Padahal dalam perjalanan sejarahnya, bangsa ini – terutama umat Islam – sudah berkali-kali dikhianati. Bagaimanapun, para pengusaha Cina adalah kaki tangan kolonial dalam memungut pajak terhadap kaum pribumi. Lalu setelah merdeka – di bawah pemerintahan Orla Soekarno dan Orba Soeharto – mereka pun mampu menyiasati situasi. Di zaman Soekarno menjadi presiden dulu ribuan orang Tionghoa dipulangkan ke daratan Tiongkok. Ing ing mari pulang ke negara Cina. Begitulah nyanyian yang sempat beredar kala itu. 

Bukan rahasia lagi, di awal kekuasaannya Soeharto dikelilingi oleh para elit pemerintahan Orba dan Angkatan Bersenjata Republik Indonesia (ABRI) yang didominasi Katolik dan Kejawen. Dan mereka begitu dekat dengan para pemikir dan aktifis dari para pengusaha besar Cina. Seperti kakak beradik Liem Bian Khoen (Sofjan Wanandi), Liem Bian Kie (Jusuf Wanandi), Hary Tjan Silalahi dan lain-lain. Mereka mendirikan “Centre for Strategic and International Studies” (CSIS) pada 1971. Sebagai think tank yang mengarahkan kebijakan anti Islam penguasa. 

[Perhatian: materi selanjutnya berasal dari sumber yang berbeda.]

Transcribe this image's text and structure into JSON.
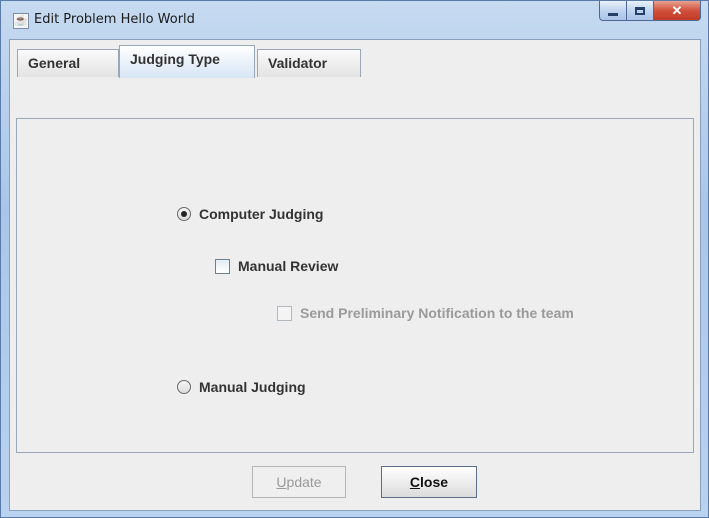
{
  "window": {
    "title": "Edit Problem Hello World",
    "controls": {
      "minimize": "minimize",
      "maximize": "maximize",
      "close": "✕"
    }
  },
  "tabs": [
    {
      "label": "General",
      "active": false
    },
    {
      "label": "Judging Type",
      "active": true
    },
    {
      "label": "Validator",
      "active": false
    }
  ],
  "judging": {
    "computer_judging": {
      "label": "Computer Judging",
      "selected": true
    },
    "manual_review": {
      "label": "Manual Review",
      "checked": false
    },
    "send_preliminary": {
      "label": "Send Preliminary Notification to the team",
      "checked": false,
      "enabled": false
    },
    "manual_judging": {
      "label": "Manual Judging",
      "selected": false
    }
  },
  "buttons": {
    "update": {
      "label_mnemonic": "U",
      "label_rest": "pdate",
      "enabled": false
    },
    "close": {
      "label_mnemonic": "C",
      "label_rest": "lose",
      "enabled": true
    }
  }
}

jas-merah.jpgMantan Gubernur DKI Jakarta sekaligus Eks Kepala BIN Sutiyoso bersama Kepala BIN Jenderal Budi Gunawan, 25/2/2021. (FOTO: Biro Pers Istana - suara.com)

Setelah 20 tahun berkuasa, Soeharto yang digelari Bapak Pembangunan itu telah menciptakan begitu banyak konglomerasi Cina. Yang diberinya privilage. Berupa fasilitas dan berbagai kemudahan dalam mengembangkan bisnis. Sehingga mereka menjadi pengusaha-pengusaha raksasa. 

Tapi ketika Soeharto meminta mereka agar menyisihkan 1-2,5% keuntungannya untuk membantu pengembangan UMKM dan pengusaha pribumi, mereka serempak menolak! Karuan saja, Soeharto kecewa. Sebelumnya dia berharap konglomerasi Cina mau membantu membesarkan pengusaha pribumi seperti konglomerasi di Jepang dan Chaebol di Korea Selatan. 

Meski demikian, Soeharto mulai menyadari keadaan. Mulai mendekat kepada umat Islam. Yang didahului dengan masuknya Ibu Tien Soeharto jadi muallaf. Berangkat haji. Raja Arab Saudi Fahd bin Abdul Aziz awalnya tidak suka Soeharto, karena dianggapnya memusuhi umat Islam. Tapi di musim haji itu dia justru  meyambutnya dengan hangat dan tangan terbuka. 

Soeharto menyadari pengkhianatan konglomerat Cina yang tidak tahu terimakasih dan balas budi. Karena itu dia mulai membesarkan pribumi. Antara lain  mendorong lahirnya Himpunan Pengusaha Muda Indonesia (HIPMI). Para pengusaha muda pribumi mulai bermunculan. Seperti  Siswono, Arifin Panigoro, Aburizal Bakrie, Fahmi Idris, Fadel Muhammad dan lain-lain. 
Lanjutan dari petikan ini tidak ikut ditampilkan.